Ne vous arrêtez pas au titre bizarre de ce récit passionnant qui n’est pas une romance, mais un témoignage vrai, sincère et émouvant.
Jeune maghrébin de cité, Faissal comprend dès sa plus tendre enfance qu’être musulman et gay n’est pas une sinécure. Il fait alors le choix de se calfeutrer, de cacher au plus profond de lui-même cette particularité, derrière un masque d’apparence. Particularité qui paradoxalement, deviendra au fil des années sa force, galvanisera toute son énergie pour lui permettre de se jeter dans les études et de gagner sa liberté.

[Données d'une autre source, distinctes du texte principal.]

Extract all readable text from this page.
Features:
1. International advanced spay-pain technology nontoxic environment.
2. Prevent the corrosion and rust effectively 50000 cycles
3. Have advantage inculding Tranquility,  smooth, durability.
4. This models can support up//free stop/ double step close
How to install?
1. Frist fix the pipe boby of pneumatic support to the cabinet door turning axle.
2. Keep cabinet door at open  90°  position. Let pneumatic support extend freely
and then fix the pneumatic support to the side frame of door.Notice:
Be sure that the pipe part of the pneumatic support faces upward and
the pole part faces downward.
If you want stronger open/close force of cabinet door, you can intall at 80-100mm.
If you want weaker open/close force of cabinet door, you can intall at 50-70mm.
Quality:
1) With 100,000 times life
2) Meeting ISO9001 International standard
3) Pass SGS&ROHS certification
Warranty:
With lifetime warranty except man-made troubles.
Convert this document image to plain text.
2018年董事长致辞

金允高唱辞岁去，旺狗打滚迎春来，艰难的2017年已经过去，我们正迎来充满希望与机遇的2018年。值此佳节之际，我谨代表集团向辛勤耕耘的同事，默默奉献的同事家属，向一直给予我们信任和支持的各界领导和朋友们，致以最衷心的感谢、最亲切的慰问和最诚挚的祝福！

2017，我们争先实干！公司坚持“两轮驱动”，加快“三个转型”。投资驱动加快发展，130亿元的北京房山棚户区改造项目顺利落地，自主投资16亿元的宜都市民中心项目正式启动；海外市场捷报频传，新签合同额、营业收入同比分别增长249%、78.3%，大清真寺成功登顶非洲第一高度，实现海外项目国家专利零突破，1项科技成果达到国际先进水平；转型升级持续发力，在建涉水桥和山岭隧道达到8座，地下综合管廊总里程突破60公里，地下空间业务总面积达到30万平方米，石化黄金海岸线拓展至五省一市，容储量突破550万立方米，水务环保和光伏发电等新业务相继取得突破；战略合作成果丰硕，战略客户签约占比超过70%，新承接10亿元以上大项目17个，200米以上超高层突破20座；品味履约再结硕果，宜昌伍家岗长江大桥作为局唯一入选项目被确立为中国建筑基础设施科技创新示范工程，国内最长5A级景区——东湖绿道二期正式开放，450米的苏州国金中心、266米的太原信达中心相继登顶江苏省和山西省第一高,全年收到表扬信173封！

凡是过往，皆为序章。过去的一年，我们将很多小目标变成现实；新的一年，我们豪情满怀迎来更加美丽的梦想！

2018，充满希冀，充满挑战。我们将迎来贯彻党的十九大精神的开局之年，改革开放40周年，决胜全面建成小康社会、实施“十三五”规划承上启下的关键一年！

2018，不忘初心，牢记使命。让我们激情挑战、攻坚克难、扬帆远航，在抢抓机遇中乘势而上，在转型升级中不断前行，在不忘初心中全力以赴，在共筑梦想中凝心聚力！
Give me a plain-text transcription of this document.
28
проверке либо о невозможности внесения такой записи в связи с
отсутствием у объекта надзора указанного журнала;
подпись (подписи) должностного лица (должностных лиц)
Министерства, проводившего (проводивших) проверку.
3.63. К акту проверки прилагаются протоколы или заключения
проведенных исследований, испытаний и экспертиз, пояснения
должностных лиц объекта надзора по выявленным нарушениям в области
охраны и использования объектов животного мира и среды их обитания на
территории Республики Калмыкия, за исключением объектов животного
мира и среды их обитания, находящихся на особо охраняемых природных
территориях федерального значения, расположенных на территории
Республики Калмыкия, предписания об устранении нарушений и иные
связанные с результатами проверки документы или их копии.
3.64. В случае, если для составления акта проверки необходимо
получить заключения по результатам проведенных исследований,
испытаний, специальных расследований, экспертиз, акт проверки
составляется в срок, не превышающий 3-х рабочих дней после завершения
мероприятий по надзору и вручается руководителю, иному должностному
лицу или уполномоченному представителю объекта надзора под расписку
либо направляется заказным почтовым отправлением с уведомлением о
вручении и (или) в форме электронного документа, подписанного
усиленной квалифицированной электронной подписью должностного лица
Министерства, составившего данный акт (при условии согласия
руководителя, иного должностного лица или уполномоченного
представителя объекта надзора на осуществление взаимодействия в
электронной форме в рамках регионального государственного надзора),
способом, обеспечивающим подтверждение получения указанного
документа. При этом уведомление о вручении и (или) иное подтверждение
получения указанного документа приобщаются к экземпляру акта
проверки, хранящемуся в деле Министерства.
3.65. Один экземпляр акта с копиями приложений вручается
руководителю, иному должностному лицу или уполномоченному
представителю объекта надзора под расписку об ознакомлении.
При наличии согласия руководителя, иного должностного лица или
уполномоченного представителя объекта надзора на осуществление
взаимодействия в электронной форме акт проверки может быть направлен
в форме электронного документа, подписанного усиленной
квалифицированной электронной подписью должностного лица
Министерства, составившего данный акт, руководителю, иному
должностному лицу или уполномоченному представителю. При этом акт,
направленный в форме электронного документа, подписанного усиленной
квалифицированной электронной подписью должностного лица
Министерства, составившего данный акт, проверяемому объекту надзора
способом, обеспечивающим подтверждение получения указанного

La liberté d’être enfin au grand jour, ce qu’il est réellement.
Mais Faissal découvrira aussi qu’à l’extérieur de sa cité régie par des lois trop étroites, le monde est loin d’être meilleur, et devra faire face à la limite de nos sociétés modernes et leur hypocrisie. Un monde soit disant libre, qui n’est ni plus intelligent, ni plus généreux, ni plus tolérant, ni plus courageux.
Cette histoire est celle d’un homme impétueux, au caractère tenace, qui désire avant tout atteindre le bonheur, comme tout être humain. Un bonheur que la nature ne lui a pas offert sur un plateau, et qu’il devra gagner dans l’effort, la réflexion et la patience, l’interrogation et l’écoute. D’espoirs en désillusions, de lourds silences en débat houleux, de traditions ancestrales stupides en découvertes surprenantes, Faissal affronte pas à pas les codes de notre société stéréotypée, aux cases bien définies, dans lesquelles il faut impérativement rentrer, et nous délivre une réflexion souvent dérangeante.
De l’analyse intéressante du pouvoir des castes religieuses aux péripéties de ce jeune homme très authentique qui tente de s’initier à l’amour, le lecteur découvre la souffrance de la différence et des non-dits, les monstruosités dont sont capables certains, la bêtise et l’ignorance derrières lesquelles se cachent ceux qui ont peur de l’inconnu.
Ce livre est vraiment très bien écrit, même s’il commence par un témoignage très vivant pour basculer lentement vers un essai sur l’intégration ou les différences dans cette société française que nous voudrions présenter comme idyllique. J’ai regretté toutefois le style un peu froid, comme détaché, même si je devine qu’il correspond à la personnalité de celui qui témoigne. J’ai perçu son cheminement, tristement compris tout ce qu’il a dû s’empêcher de ressentir, j’ai reçu toute sa pudeur et sa retenue dans ce constat amer mais intelligent de la pensée commune, des préjugés débiles et des abus de la religion, aux conséquences souvent épouvantables.
Une histoire somme toute assez dure et triste, parce que même si elle se termine sur une note d’espoir, on sent jusqu’au bout la difficulté de cet homme à trouver sa place dans une société qui ne fait de cadeaux à personne, et encore moins à ceux qui s’en démarquent. Une lecture souvent difficile, mais instructive, qui nous révèle une certaine face sombre de nos sociétés soi-disant modernes et évoluées.